Third, corporation tax is not a natural candidate for devolution. Relative to most other tax bases, corporate profits are particularly sensitive to differences in tax rates across jurisdictions – companies shift investment and profits between jurisdictions to take advantage of the lowest rates.

Corporation tax is therefore particularly prone to tax competition. While one might think that devolution of corporation tax would provide Scotland with a significant new lever with which to attract additional investment and profits, the lever may be less effective than hoped if the UK government responded to any reduction in tax rates in Scotland by cutting tax rates in the rest of the UK.

Instead, tax rates and revenues may be lower in both Scotland and the rest of the UK than if rates were set centrally for the whole of the UK. Furthermore, allocating profits between Scotland and the rest of the UK would entail significant administrative complexity, even if tax rates were the same and companies had no incentive to game the system.

Of course, the UK government has agreed in principle to devolve rate-setting powers (but not the tax base) for corporation tax to Northern Ireland.

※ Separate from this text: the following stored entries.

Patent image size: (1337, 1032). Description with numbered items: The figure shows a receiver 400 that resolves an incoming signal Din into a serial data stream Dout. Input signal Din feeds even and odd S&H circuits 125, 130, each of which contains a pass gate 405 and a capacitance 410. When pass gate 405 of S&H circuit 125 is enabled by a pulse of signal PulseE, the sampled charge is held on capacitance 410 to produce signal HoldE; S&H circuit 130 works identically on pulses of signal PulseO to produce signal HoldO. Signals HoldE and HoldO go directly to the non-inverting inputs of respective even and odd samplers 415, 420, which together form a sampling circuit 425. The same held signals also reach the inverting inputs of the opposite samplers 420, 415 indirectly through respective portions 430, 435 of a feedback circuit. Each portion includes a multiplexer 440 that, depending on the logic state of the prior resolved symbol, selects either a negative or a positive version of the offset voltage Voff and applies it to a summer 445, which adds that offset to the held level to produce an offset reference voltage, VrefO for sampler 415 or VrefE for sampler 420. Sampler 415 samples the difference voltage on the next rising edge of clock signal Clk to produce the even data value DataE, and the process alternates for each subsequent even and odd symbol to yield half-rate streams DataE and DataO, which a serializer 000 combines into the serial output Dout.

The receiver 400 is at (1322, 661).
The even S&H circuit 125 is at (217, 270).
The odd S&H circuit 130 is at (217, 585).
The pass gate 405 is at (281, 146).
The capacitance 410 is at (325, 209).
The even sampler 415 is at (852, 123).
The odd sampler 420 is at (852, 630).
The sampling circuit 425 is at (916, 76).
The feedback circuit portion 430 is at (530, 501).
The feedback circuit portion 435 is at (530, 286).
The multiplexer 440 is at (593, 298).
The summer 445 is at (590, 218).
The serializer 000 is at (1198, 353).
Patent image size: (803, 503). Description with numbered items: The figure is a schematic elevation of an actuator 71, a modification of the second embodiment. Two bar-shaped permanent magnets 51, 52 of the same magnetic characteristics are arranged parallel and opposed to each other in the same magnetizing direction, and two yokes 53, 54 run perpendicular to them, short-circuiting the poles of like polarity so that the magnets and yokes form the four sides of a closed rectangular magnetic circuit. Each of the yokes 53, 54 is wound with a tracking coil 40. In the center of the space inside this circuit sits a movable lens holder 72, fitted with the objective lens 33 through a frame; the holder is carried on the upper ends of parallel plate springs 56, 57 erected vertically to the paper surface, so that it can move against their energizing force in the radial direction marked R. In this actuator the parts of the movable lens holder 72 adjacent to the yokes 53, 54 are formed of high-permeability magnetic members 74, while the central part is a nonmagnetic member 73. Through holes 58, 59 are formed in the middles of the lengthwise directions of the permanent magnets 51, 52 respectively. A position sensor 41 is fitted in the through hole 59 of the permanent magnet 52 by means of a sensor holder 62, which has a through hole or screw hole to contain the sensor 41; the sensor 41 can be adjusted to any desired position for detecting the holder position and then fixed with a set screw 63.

It says that this is justified by the particular circumstances of Northern Ireland – a land border with the Republic of Ireland, where corporation tax is just 12.5%, and a relatively weak private sector. Whether this reasoning is valid or not, it is not surprising that the SNP is asking for similar powers for Scotland.  

The proposals listed as ‘priorities’ would therefore give Scotland significant new powers which the Scottish Government may be able to use to design improved benefit and tax systems. But they would also entail additional spending and revenue risk, and involve a number of complex technical and administrative issues.